Штефан осмотрел все оконные рамы. В каждой спальне, начиная со своей – царапин не было. Гладкое темное дерево, едва заметно пахнущее антипожарной пропиткой.

В любом другом случае Штефану бы хватило увиденного. Он собирался работать в этом доме, и все, что нужно было для работы – по крайней мере сейчас – у него было. Его не интересовал интерьер спальни Вижевской, как и цвет обоев в коридорах другого крыла. Но Штефан чувствовал, что заглянуть во флигели ему придется. Даже если Берта будет против.

Готфрид снял очки и сообщил, что видит пятна, но уже в библиотеке надел снова. Впрочем, его любопытства это не уменьшило – он щупал обивку мебели, гладил столешницы и даже обнюхал каминную полку.

Библиотека была прохладной и темной. Весь дом был похож на рисунки в альбионском мебельном каталоге – бездушные интерьеры, комнаты словно гостиничные номера, чисто убранные и пустые. Даже комната отдыха Берты не казалась обжитой – только на одном из кресел лежала кружевная салфетка. Ни сухих цветов в напольных вазах, ни статуэток на пустых полках, ни патины сажи в камине.

Библиотека была совсем не такой. Узкие стеллажи, снабженные подписями на гардарском, перемежались со стеклянными витринами, на полках которых лежали раскрытые книги – видимо, редкие издания – вставленные в рамки желтые страницы и гербарии. Мертвые буквы рядом с мертвыми растениями, распятыми на таких же мертвых листах.

– А что вокруг дома? – спросила Хезер, наблюдая, как Готфрид кончиками пальцев гладит корешки книг.

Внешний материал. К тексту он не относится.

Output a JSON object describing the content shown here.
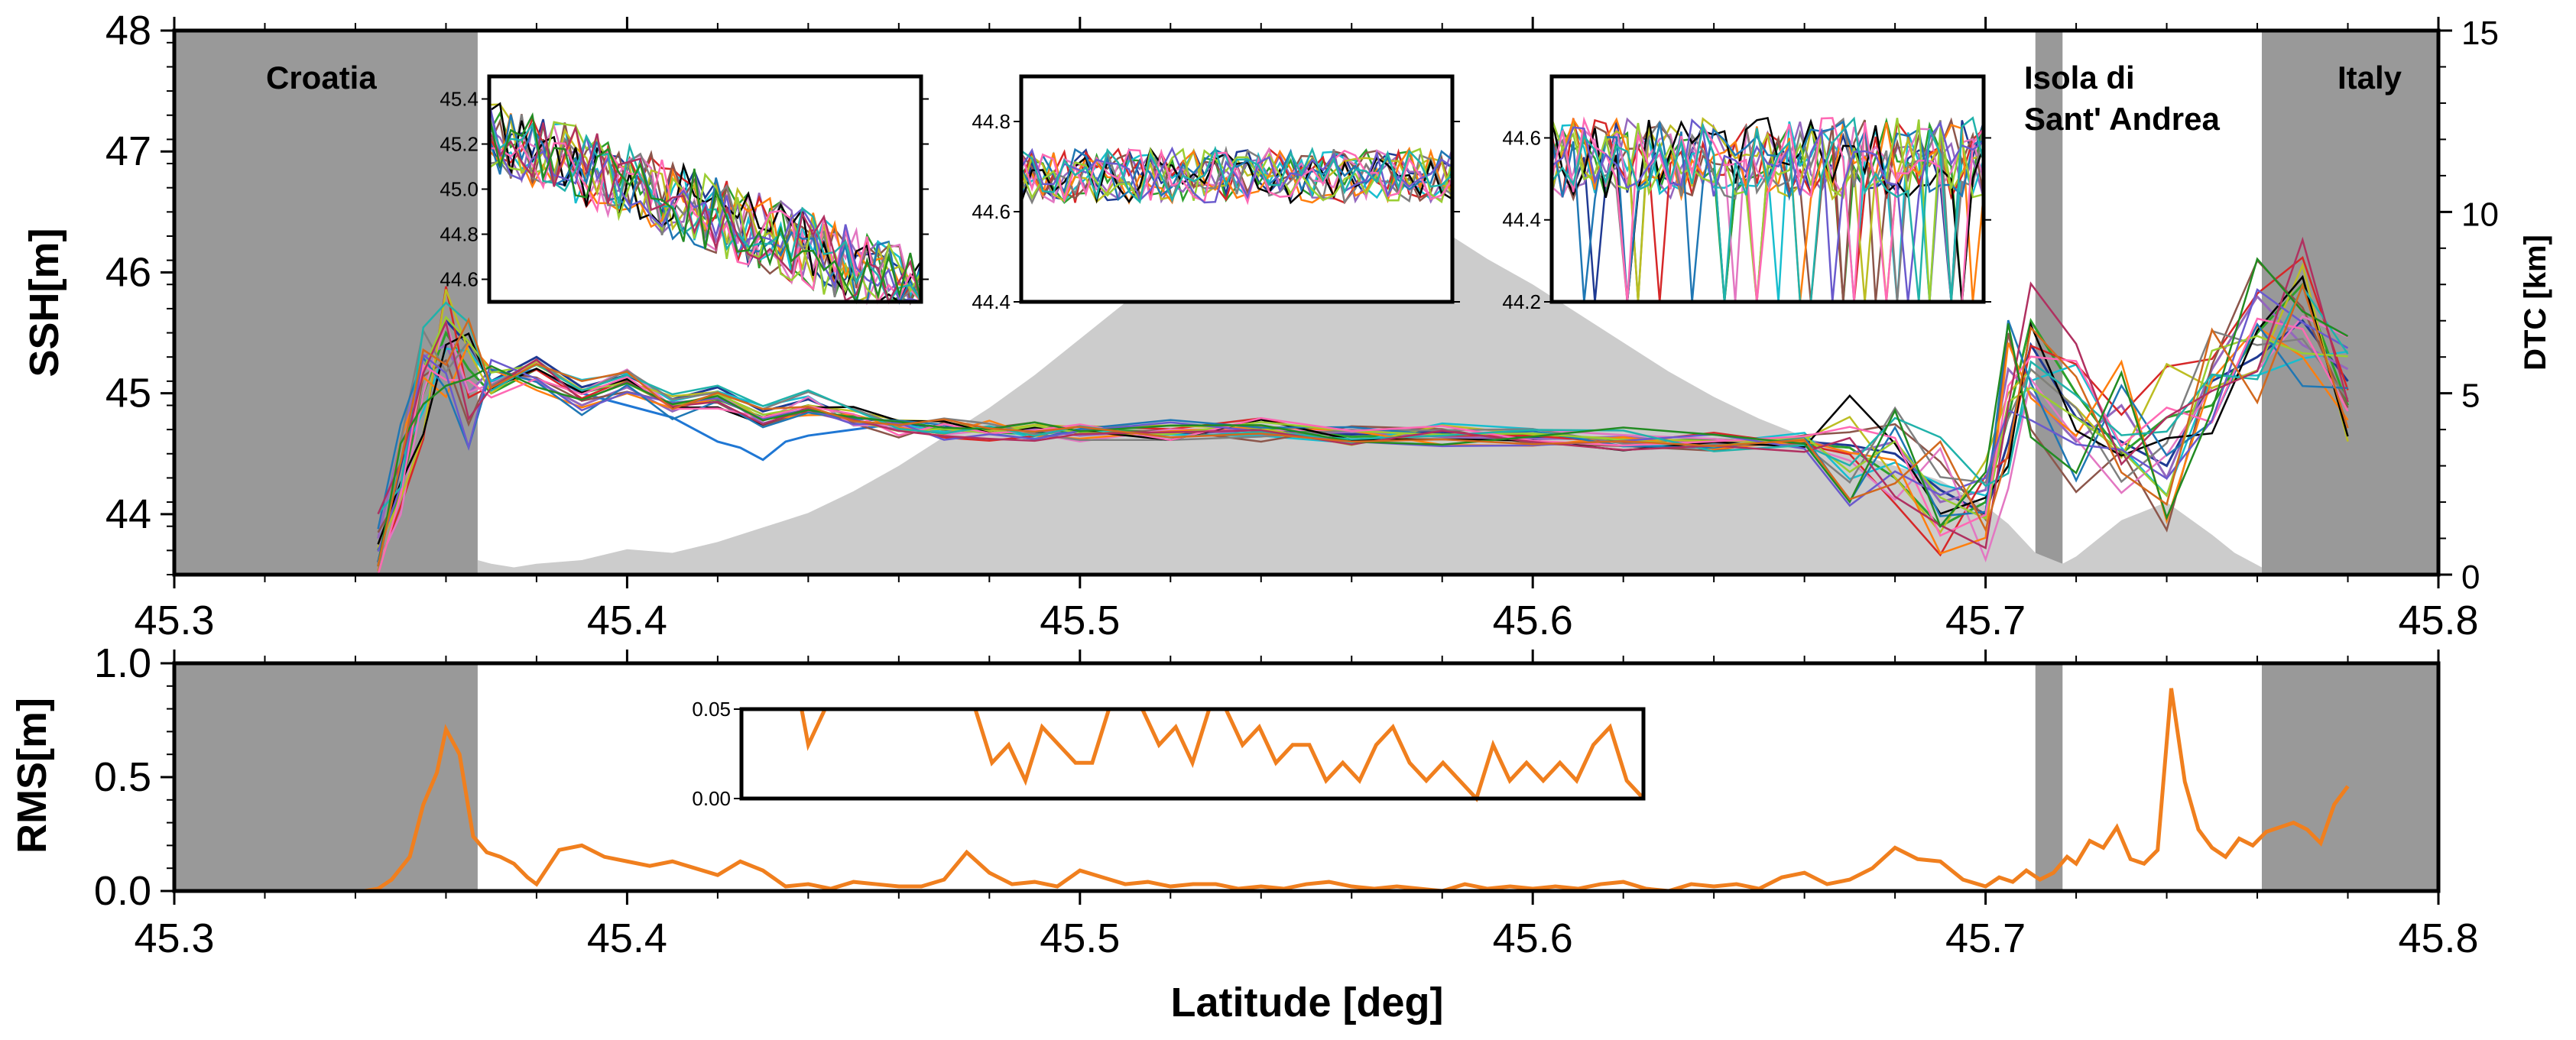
{
  "chart_data": [
    {
      "type": "line",
      "panel": "top",
      "xlabel": "",
      "ylabel": "SSH[m]",
      "ylabel_right": "DTC [km]",
      "xlim": [
        45.3,
        45.8
      ],
      "ylim": [
        43.5,
        48.0
      ],
      "ylim_right": [
        0,
        15
      ],
      "xticks": [
        45.3,
        45.4,
        45.5,
        45.6,
        45.7,
        45.8
      ],
      "xtick_labels": [
        "45.3",
        "45.4",
        "45.5",
        "45.6",
        "45.7",
        "45.8"
      ],
      "yticks": [
        44,
        45,
        46,
        47,
        48
      ],
      "ytick_labels": [
        "44",
        "45",
        "46",
        "47",
        "48"
      ],
      "yticks_right": [
        0,
        5,
        10,
        15
      ],
      "ytick_labels_right": [
        "0",
        "5",
        "10",
        "15"
      ],
      "grid": false,
      "land_regions": [
        {
          "label": "Croatia",
          "x0": 45.3,
          "x1": 45.367
        },
        {
          "label": "Isola di Sant' Andrea",
          "label_lines": [
            "Isola di",
            "Sant' Andrea"
          ],
          "x0": 45.711,
          "x1": 45.717
        },
        {
          "label": "Italy",
          "x0": 45.761,
          "x1": 45.8
        }
      ],
      "land_color": "#999999",
      "dtc_color": "#cccccc",
      "dtc_profile": {
        "lat": [
          45.367,
          45.37,
          45.375,
          45.38,
          45.39,
          45.4,
          45.41,
          45.42,
          45.43,
          45.44,
          45.45,
          45.46,
          45.47,
          45.48,
          45.49,
          45.5,
          45.51,
          45.52,
          45.53,
          45.54,
          45.55,
          45.56,
          45.57,
          45.58,
          45.585,
          45.59,
          45.6,
          45.61,
          45.62,
          45.63,
          45.64,
          45.65,
          45.66,
          45.67,
          45.68,
          45.69,
          45.7,
          45.705,
          45.711,
          45.717,
          45.72,
          45.725,
          45.73,
          45.74,
          45.75,
          45.755,
          45.761
        ],
        "dtc_km": [
          0.4,
          0.3,
          0.2,
          0.3,
          0.4,
          0.7,
          0.6,
          0.9,
          1.3,
          1.7,
          2.3,
          3.0,
          3.8,
          4.6,
          5.5,
          6.5,
          7.5,
          8.3,
          9.0,
          9.6,
          10.0,
          10.2,
          10.0,
          9.5,
          9.1,
          8.7,
          8.0,
          7.2,
          6.4,
          5.6,
          4.9,
          4.3,
          3.8,
          3.4,
          3.0,
          2.6,
          1.9,
          1.4,
          0.6,
          0.3,
          0.5,
          1.0,
          1.5,
          2.0,
          1.1,
          0.6,
          0.2
        ]
      },
      "series_note_colors": [
        "#1f3a93",
        "#2ca02c",
        "#9467bd",
        "#17becf",
        "#d62728",
        "#8c564b",
        "#e377c2",
        "#bcbd22",
        "#ff7f0e",
        "#7f7f7f",
        "#000000",
        "#1f77b4",
        "#9acd32",
        "#ff69b4",
        "#6a5acd",
        "#20b2aa",
        "#b03060",
        "#228b22",
        "#d2691e",
        "#8fbc8f"
      ],
      "series": [
        {
          "lat": [
            45.345,
            45.35,
            45.355,
            45.36,
            45.365,
            45.37,
            45.38,
            45.39,
            45.4,
            45.41,
            45.42,
            45.43,
            45.44,
            45.45,
            45.46,
            45.47,
            45.48,
            45.49,
            45.5,
            45.52,
            45.54,
            45.56,
            45.58,
            45.6,
            45.62,
            45.64,
            45.66,
            45.67,
            45.68,
            45.69,
            45.7,
            45.705,
            45.71,
            45.72,
            45.73,
            45.74,
            45.75,
            45.76,
            45.77,
            45.78
          ],
          "ssh": [
            43.6,
            44.4,
            45.2,
            45.6,
            45.4,
            45.1,
            45.3,
            45.05,
            45.15,
            44.95,
            45.05,
            44.85,
            44.95,
            44.8,
            44.75,
            44.72,
            44.7,
            44.68,
            44.68,
            44.66,
            44.7,
            44.66,
            44.68,
            44.63,
            44.62,
            44.6,
            44.6,
            44.57,
            44.5,
            44.2,
            44.0,
            44.6,
            45.4,
            44.8,
            44.6,
            44.4,
            45.1,
            45.3,
            45.6,
            45.1
          ]
        },
        {
          "lat": [
            45.345,
            45.35,
            45.355,
            45.36,
            45.365,
            45.37,
            45.38,
            45.39,
            45.4,
            45.41,
            45.42,
            45.43,
            45.44,
            45.45,
            45.46,
            45.47,
            45.48,
            45.49,
            45.5,
            45.52,
            45.54,
            45.56,
            45.58,
            45.6,
            45.62,
            45.64,
            45.66,
            45.67,
            45.68,
            45.69,
            45.7,
            45.705,
            45.71,
            45.72,
            45.73,
            45.74,
            45.75,
            45.76,
            45.77,
            45.78
          ],
          "ssh": [
            43.7,
            44.2,
            45.0,
            45.5,
            45.2,
            45.0,
            45.2,
            45.0,
            45.1,
            44.9,
            44.95,
            44.8,
            44.9,
            44.82,
            44.73,
            44.7,
            44.68,
            44.66,
            44.7,
            44.68,
            44.72,
            44.64,
            44.66,
            44.65,
            44.6,
            44.62,
            44.58,
            44.55,
            44.3,
            43.9,
            44.1,
            44.8,
            45.6,
            45.0,
            44.5,
            44.8,
            44.9,
            45.5,
            45.9,
            44.9
          ]
        },
        {
          "lat": [
            45.345,
            45.35,
            45.355,
            45.36,
            45.365,
            45.37,
            45.38,
            45.39,
            45.4,
            45.41,
            45.42,
            45.43,
            45.44,
            45.45,
            45.46,
            45.47,
            45.48,
            45.49,
            45.5,
            45.52,
            45.54,
            45.56,
            45.58,
            45.6,
            45.62,
            45.64,
            45.66,
            45.67,
            45.68,
            45.69,
            45.7,
            45.705,
            45.71,
            45.72,
            45.73,
            45.74,
            45.75,
            45.76,
            45.77,
            45.78
          ],
          "ssh": [
            43.8,
            44.6,
            45.3,
            45.4,
            45.0,
            45.2,
            45.1,
            44.9,
            45.05,
            44.85,
            45.0,
            44.75,
            44.85,
            44.76,
            44.7,
            44.68,
            44.72,
            44.7,
            44.65,
            44.7,
            44.66,
            44.68,
            44.64,
            44.62,
            44.64,
            44.58,
            44.62,
            44.5,
            44.6,
            44.1,
            44.2,
            45.2,
            45.0,
            44.6,
            44.9,
            44.3,
            45.2,
            45.8,
            45.4,
            45.2
          ]
        },
        {
          "lat": [
            45.37,
            45.38,
            45.39,
            45.4,
            45.41,
            45.42,
            45.425,
            45.43,
            45.435,
            45.44,
            45.45,
            45.46
          ],
          "ssh": [
            45.1,
            45.2,
            45.0,
            44.9,
            44.8,
            44.6,
            44.55,
            44.45,
            44.6,
            44.65,
            44.7,
            44.75
          ]
        }
      ]
    },
    {
      "type": "line",
      "panel": "bottom",
      "xlabel": "Latitude [deg]",
      "ylabel": "RMS[m]",
      "xlim": [
        45.3,
        45.8
      ],
      "ylim": [
        0.0,
        1.0
      ],
      "xticks": [
        45.3,
        45.4,
        45.5,
        45.6,
        45.7,
        45.8
      ],
      "xtick_labels": [
        "45.3",
        "45.4",
        "45.5",
        "45.6",
        "45.7",
        "45.8"
      ],
      "yticks": [
        0.0,
        0.5,
        1.0
      ],
      "ytick_labels": [
        "0.0",
        "0.5",
        "1.0"
      ],
      "grid": false,
      "line_color": "#f07f1e",
      "land_regions": [
        {
          "x0": 45.3,
          "x1": 45.367
        },
        {
          "x0": 45.711,
          "x1": 45.717
        },
        {
          "x0": 45.761,
          "x1": 45.8
        }
      ],
      "land_color": "#999999",
      "series": [
        {
          "lat": [
            45.342,
            45.345,
            45.348,
            45.352,
            45.355,
            45.358,
            45.36,
            45.363,
            45.366,
            45.369,
            45.372,
            45.375,
            45.378,
            45.38,
            45.385,
            45.39,
            45.395,
            45.4,
            45.405,
            45.41,
            45.415,
            45.42,
            45.425,
            45.43,
            45.435,
            45.44,
            45.445,
            45.45,
            45.455,
            45.46,
            45.465,
            45.47,
            45.475,
            45.48,
            45.485,
            45.49,
            45.495,
            45.5,
            45.505,
            45.51,
            45.515,
            45.52,
            45.525,
            45.53,
            45.535,
            45.54,
            45.545,
            45.55,
            45.555,
            45.56,
            45.565,
            45.57,
            45.575,
            45.58,
            45.585,
            45.59,
            45.595,
            45.6,
            45.605,
            45.61,
            45.615,
            45.62,
            45.625,
            45.63,
            45.635,
            45.64,
            45.645,
            45.65,
            45.655,
            45.66,
            45.665,
            45.67,
            45.675,
            45.68,
            45.685,
            45.69,
            45.695,
            45.7,
            45.703,
            45.706,
            45.709,
            45.712,
            45.715,
            45.718,
            45.72,
            45.723,
            45.726,
            45.729,
            45.732,
            45.735,
            45.738,
            45.741,
            45.744,
            45.747,
            45.75,
            45.753,
            45.756,
            45.759,
            45.762,
            45.765,
            45.768,
            45.771,
            45.774,
            45.777,
            45.78
          ],
          "rms": [
            0.0,
            0.01,
            0.05,
            0.15,
            0.38,
            0.52,
            0.71,
            0.6,
            0.24,
            0.17,
            0.15,
            0.12,
            0.06,
            0.03,
            0.18,
            0.2,
            0.15,
            0.13,
            0.11,
            0.13,
            0.1,
            0.07,
            0.13,
            0.09,
            0.02,
            0.03,
            0.01,
            0.04,
            0.03,
            0.02,
            0.02,
            0.05,
            0.17,
            0.08,
            0.03,
            0.04,
            0.02,
            0.09,
            0.06,
            0.03,
            0.04,
            0.02,
            0.03,
            0.03,
            0.01,
            0.02,
            0.01,
            0.03,
            0.04,
            0.02,
            0.01,
            0.02,
            0.01,
            0.0,
            0.03,
            0.01,
            0.02,
            0.01,
            0.02,
            0.01,
            0.03,
            0.04,
            0.01,
            0.0,
            0.03,
            0.02,
            0.03,
            0.01,
            0.06,
            0.08,
            0.03,
            0.05,
            0.1,
            0.19,
            0.14,
            0.13,
            0.05,
            0.02,
            0.06,
            0.04,
            0.09,
            0.05,
            0.08,
            0.15,
            0.12,
            0.22,
            0.19,
            0.28,
            0.14,
            0.12,
            0.18,
            0.89,
            0.48,
            0.27,
            0.19,
            0.15,
            0.23,
            0.2,
            0.26,
            0.28,
            0.3,
            0.27,
            0.21,
            0.38,
            0.46
          ]
        }
      ]
    }
  ],
  "insets": {
    "ssh_1": {
      "yticks": [
        "44.6",
        "44.8",
        "45.0",
        "45.2",
        "45.4"
      ],
      "ylim": [
        44.5,
        45.5
      ]
    },
    "ssh_2": {
      "yticks": [
        "44.4",
        "44.6",
        "44.8"
      ],
      "ylim": [
        44.4,
        44.9
      ]
    },
    "ssh_3": {
      "yticks": [
        "44.2",
        "44.4",
        "44.6"
      ],
      "ylim": [
        44.2,
        44.75
      ]
    },
    "rms": {
      "yticks": [
        "0.00",
        "0.05"
      ],
      "ylim": [
        0.0,
        0.05
      ]
    }
  }
}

– Снег, – философски ответила Иза. – Дохрена снега, фрау Доу. Ну и под снегом… сад есть. Сарай с дровами, сарай с углем прямо рядом с котельной, на другом конце участка есть домик для прислуги, которая не живет в доме – там садовники, дворники и парень-скотник.

– Скотник? – Готфрид отвлекся от окна. – Фрау Вижевская держит скот прямо в поместье?

– Там курятник и хлев с козочками, – пожала плечами Иза. – Говорят, она любит козочек.

– И курочек? – серьезно уточнил Готфрид.

– Бульон. Из курочек она любит бульон, фрау Блой специально повара искала чтобы он супы лучше всех варил. Мы с Питером – ну, со скотником – разговаривали… пару раз, было дело, да, так он за курочками и козочками лучше ухаживает, чем за бабами. Травой специальной кормит, чуть ли не тряпочкой каждое зернышко протирает… Ух, красивые они у него – козочки белые-белые, куры все кругленькие, как на картинке, а у козочек козляточки недавно родились, такие славные…

Хезер закатила глаза и отвернулась. Ей явно не нравилась Иза.

– Мы можем познакомиться с поваром? – спросил Штефан, чтобы прервать поток умиления над зверушками. Впрочем он подозревал, что настоящим объектом умиления в этой истории был скотник Питер.

– Если поговорить хотите – завтра. Если умереть – могу сегодня отвести, только я на кухню заходить не буду, – предупредила Иза.

– Штефан, будьте любезны, – Готфрид не глядя снял с полки одну из книг и жестом попросил его подойти. – Скажите, как выглядит это издание?

– Это том в зеленой обложке с золотым тиснением. На корешке орнамент, издание старое, – честно попытался разглядеть в книге хоть что-то необычное Штефан.

Готфрид пробормотал что-то и потянул с полки следующую книгу. Раскрыл на середине, обнюхал, словно старался втянуть слова со страниц.

В этот момент по-птичьи зачирикали встроенные в стены динамики. Иза торопливо отряхнула передник и схватила Штефана за рукав.

– Приехала! – с ужасом прошептала она. – Да оставьте вы книжку, герр Рэнди, идемте скорее!

Она схватила Штефана за рукав и потащила к выходу. Он услышал, как за его спиной раздраженно фыркнула Хезер. Она немного задержалась, чтобы вывести Готфрида. Штефан хотел сам помочь чародею, но Иза вцепилась в него так, будто в доме начался пожар.

В холле собралось столько людей, что Штефан сперва решил, что встречать Вижевскую пришла вся деревня. Он сбился со счета на пятом десятке – здесь были и горничные, и кухонные рабочие, и даже ужасающего вида мужчина, заросший бородой до самых глаз. На нем была чистая рубашка и галстук в тонкую полоску. Иза наконец выпустила Штефана и встала рядом с черноглазым парнем в шерстяном пиджаке, который явно был ему не по размеру.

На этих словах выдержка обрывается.